Taylor, Hudson, Dean, and its supporting actors weren’t the only talent in the film. The Trans-Pecos area of greater Marfa and Pecos County, just 60 miles north of the Mexican border became a character, and director Stevens encouraged the locals to visit the set, either to watch the shooting, visit with the cast and crew, or take part as extras, dialect coaches, bit players, and stagehands. This led to the familial spirit of the two-month shoot in which the Ryan family ranch and livestock were leased for the location fee of a princely sum then of $20,000. The Hollywood crew was indeed a far cry from the area’s mainstay of ranching.

Marfa’s local artist/rancher Boyd Elder, who recalled the filming as a child growing up in the town of nearby Valentine, says, “I’ll bet some of the movie was based on Sid Worth Evans, who owned the ranch near the location of the movie. He was the kind of guy who would buy a brand-new Cadillac and race up and down the road at 100 miles an hour.” Elder continues, “Liz Taylor, of course, made a huge impression on me. She was like a goddess.”

Joe Duncan, who bought the El Paisano Hotel in 2001 where the film’s stars stayed during the shoot, said there had always been gossip about the film, saying, “At the time it was suspected there was a romance between Elizabeth Taylor and Rock Hudson. Taylor’s husband then, actor Michael Wilding, showed up from Hollywood with their two dogs to investigate the rumor. He and Elizabeth had a blow-out fight in the main room that could be heard for miles.”

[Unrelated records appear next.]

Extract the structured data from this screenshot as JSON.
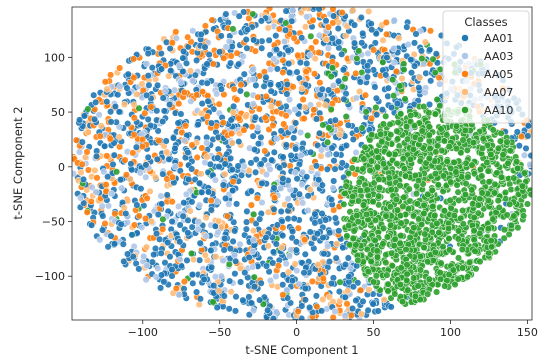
{
  "chart_data": {
    "type": "scatter",
    "title": "",
    "xlabel": "t-SNE Component 1",
    "ylabel": "t-SNE Component 2",
    "xlim": [
      -146,
      153
    ],
    "ylim": [
      -140,
      146
    ],
    "xticks": [
      -100,
      -50,
      0,
      50,
      100,
      150
    ],
    "yticks": [
      -100,
      -50,
      0,
      50,
      100
    ],
    "xtick_labels": [
      "−100",
      "−50",
      "0",
      "50",
      "100",
      "150"
    ],
    "ytick_labels": [
      "−100",
      "−50",
      "0",
      "50",
      "100"
    ],
    "grid": false,
    "legend": {
      "title": "Classes",
      "placement": "top-right",
      "entries": [
        "AA01",
        "AA03",
        "AA05",
        "AA07",
        "AA10"
      ]
    },
    "series": [
      {
        "name": "AA01",
        "color": "#1f77b4",
        "region": {
          "shape": "ellipse",
          "center": [
            -20,
            5
          ],
          "radius": [
            120,
            135
          ]
        }
      },
      {
        "name": "AA03",
        "color": "#aec7e8",
        "region": {
          "shape": "ellipse",
          "center": [
            -30,
            10
          ],
          "radius": [
            115,
            130
          ]
        }
      },
      {
        "name": "AA05",
        "color": "#ff7f0e",
        "region": {
          "shape": "ellipse",
          "center": [
            -55,
            30
          ],
          "radius": [
            90,
            110
          ]
        }
      },
      {
        "name": "AA07",
        "color": "#ffbb78",
        "region": {
          "shape": "ellipse",
          "center": [
            -50,
            20
          ],
          "radius": [
            95,
            115
          ]
        }
      },
      {
        "name": "AA10",
        "color": "#2ca02c",
        "region": {
          "shape": "ellipse",
          "center": [
            90,
            -35
          ],
          "radius": [
            60,
            95
          ]
        }
      }
    ]
  }
}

Brit Webb, a Marfa native who as a young man worked at a local gas station when the movie was shot, also had fond memories of the film. “It was a big shot in the arm to Marfa. We were in the middle of a drought, so the money they brought in to spend sure helped us out.” He went on to say, “Fans would come by the station and ask how they could see some movie stars. One day Liz and Rock were getting gas and the tourists didn’t even recognize them in the next convertible over. The two stars motioned to me to not reveal they were there so they could have a little retreat from the admirers.”  He also recounted, “There was a man who drove in and said, “Well, you folks are gonna be rich around here. I just saw an oil gusher.’  He had no way of knowing it was just the scene in the film where Jett Rink discovers the first well of his fortune.” 

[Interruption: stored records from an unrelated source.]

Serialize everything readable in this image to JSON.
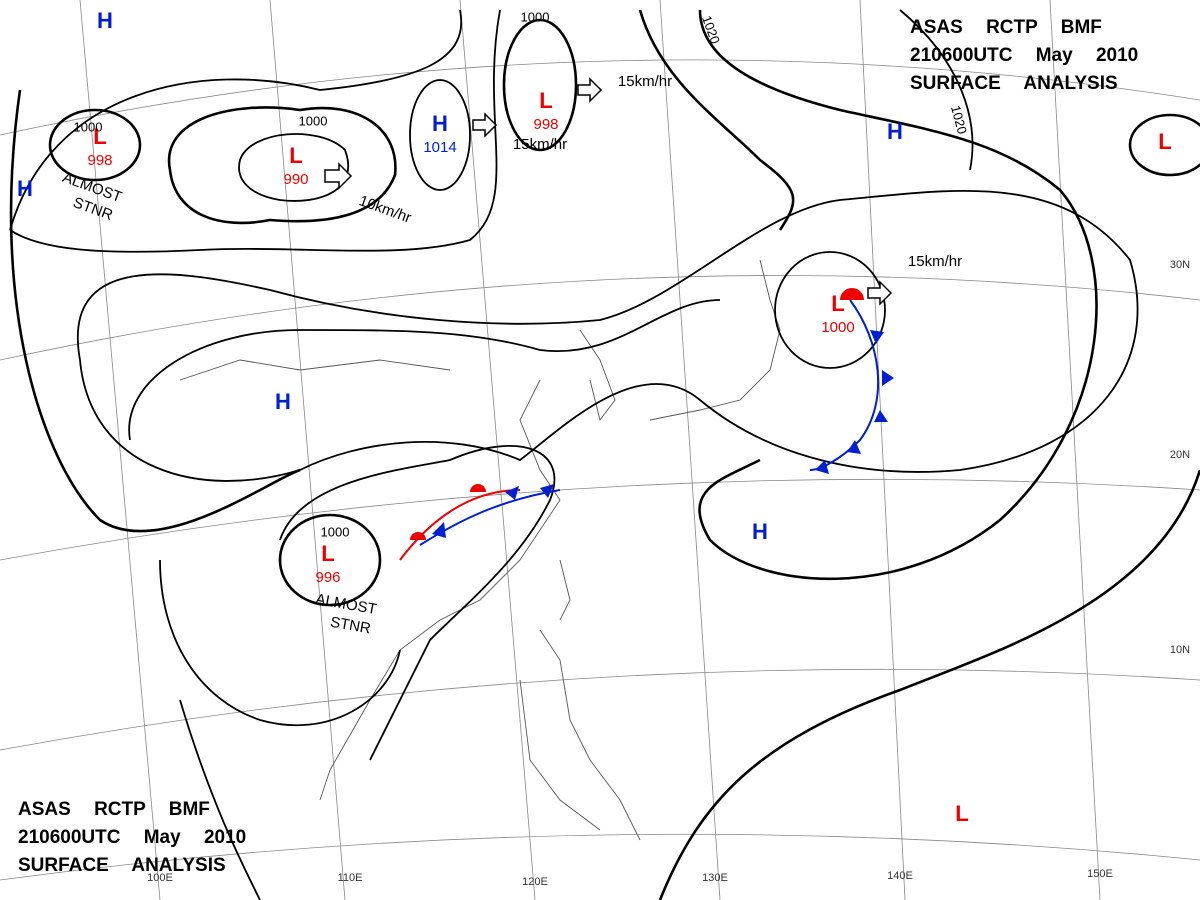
{
  "header": {
    "top": [
      "ASAS RCTP BMF",
      "210600UTC May 2010",
      "SURFACE ANALYSIS"
    ],
    "bottom": [
      "ASAS RCTP BMF",
      "210600UTC May 2010",
      "SURFACE ANALYSIS"
    ]
  },
  "pressure_centers": [
    {
      "label": "H"
    },
    {
      "label": "H"
    },
    {
      "label": "L",
      "value": "998"
    },
    {
      "label": "L",
      "value": "990"
    },
    {
      "label": "H",
      "value": "1014"
    },
    {
      "label": "L",
      "value": "998"
    },
    {
      "label": "H"
    },
    {
      "label": "L"
    },
    {
      "label": "L",
      "value": "1000"
    },
    {
      "label": "H"
    },
    {
      "label": "L",
      "value": "996"
    },
    {
      "label": "H"
    },
    {
      "label": "L"
    }
  ],
  "isobar_labels": [
    "1000",
    "1000",
    "1000",
    "1000",
    "1020",
    "1020"
  ],
  "motion_labels": [
    "10km/hr",
    "15km/hr",
    "15km/hr",
    "15km/hr"
  ],
  "notes": [
    [
      "ALMOST",
      "STNR"
    ],
    [
      "ALMOST",
      "STNR"
    ]
  ],
  "grid_labels": [
    "30N",
    "20N",
    "10N",
    "100E",
    "110E",
    "120E",
    "130E",
    "140E",
    "150E"
  ]
}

At a hefty running time of three hours and 32 minutes, the film spans 35 years which can at times seem as long as a drive from Texarkana to Marfa. But that’s on purpose. Growth and prosperity take time, as it is reflected in the film, from the area’s first signpost and the expansive ranch location to the lonely, modest mansion dropped in the middle of it all and the post-war private jets en route to Dallas for the opening of the grand hotel owned by Dean’s playboy character. When the highly anticipated film was released in 1956, it was Warner Brother Studios’ biggest box success, earning $35 million in ticket sales during its original studio release. That record wasn’t surpassed until Superman in the late 1970s.

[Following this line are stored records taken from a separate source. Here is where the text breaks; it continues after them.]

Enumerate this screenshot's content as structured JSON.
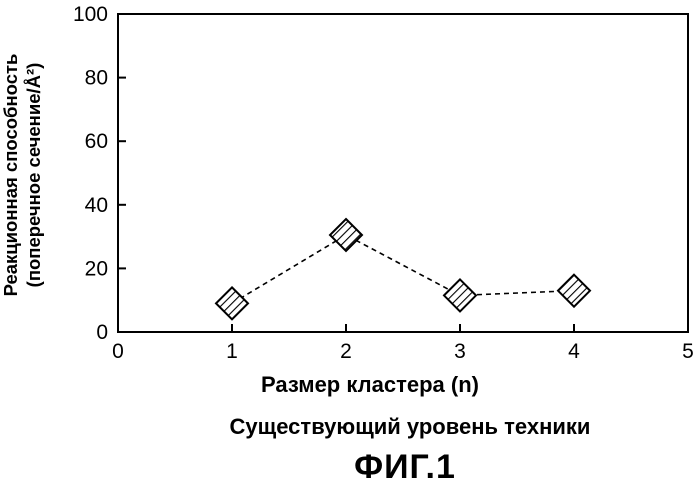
{
  "chart_data": {
    "type": "line",
    "x": [
      1,
      2,
      3,
      4
    ],
    "series": [
      {
        "values": [
          9,
          30.5,
          11.5,
          13
        ]
      }
    ],
    "xlim": [
      0,
      5
    ],
    "ylim": [
      0,
      100
    ],
    "xticks": [
      0,
      1,
      2,
      3,
      4,
      5
    ],
    "yticks": [
      0,
      20,
      40,
      60,
      80,
      100
    ],
    "xlabel": "Размер кластера (n)",
    "ylabel_line1": "Реакционная способность",
    "ylabel_line2": "(поперечное сечение/Å²)",
    "marker": "hatched-diamond",
    "line_style": "dashed",
    "grid": false,
    "colors": {
      "line": "#000000",
      "marker_fill": "#ffffff",
      "hatch": "#000000"
    }
  },
  "caption": "Существующий уровень техники",
  "figure_label": "ФИГ.1"
}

In fact, Giant is not only a movie, but also a movement. Yet the pioneer spirit glorified in the film is alive and well in the region today, with some of its inhabitants betting on Marfa and its surroundings as an international art world player– even when your average current Texan may not have made the pilgrimage west. The film, like its home turf, is continually being rediscovered and discovered for the first time as a classic. An art installation in the mid-2000s, sharing the film’s name in Marfa’s The Ballroom gallery, tipped its Stetson to the blockbuster via found objects from the shooting location displayed in artful juxtapositions. It used objects that are perhaps inspired by the movie, or its era and beyond. As the film’s 70th anniversary of the film’s production is celebrated, the book’s content and movie still remain relevant with addressing substantial social issues. Joe Duncan related that the filming of Giant has an impact even today, almost 70 years after its camera ceased filming the epic. “Thousands of people a year still visit Marfa to relive the movie filming.” A fitting legacy to a grand movie… and to Marfa.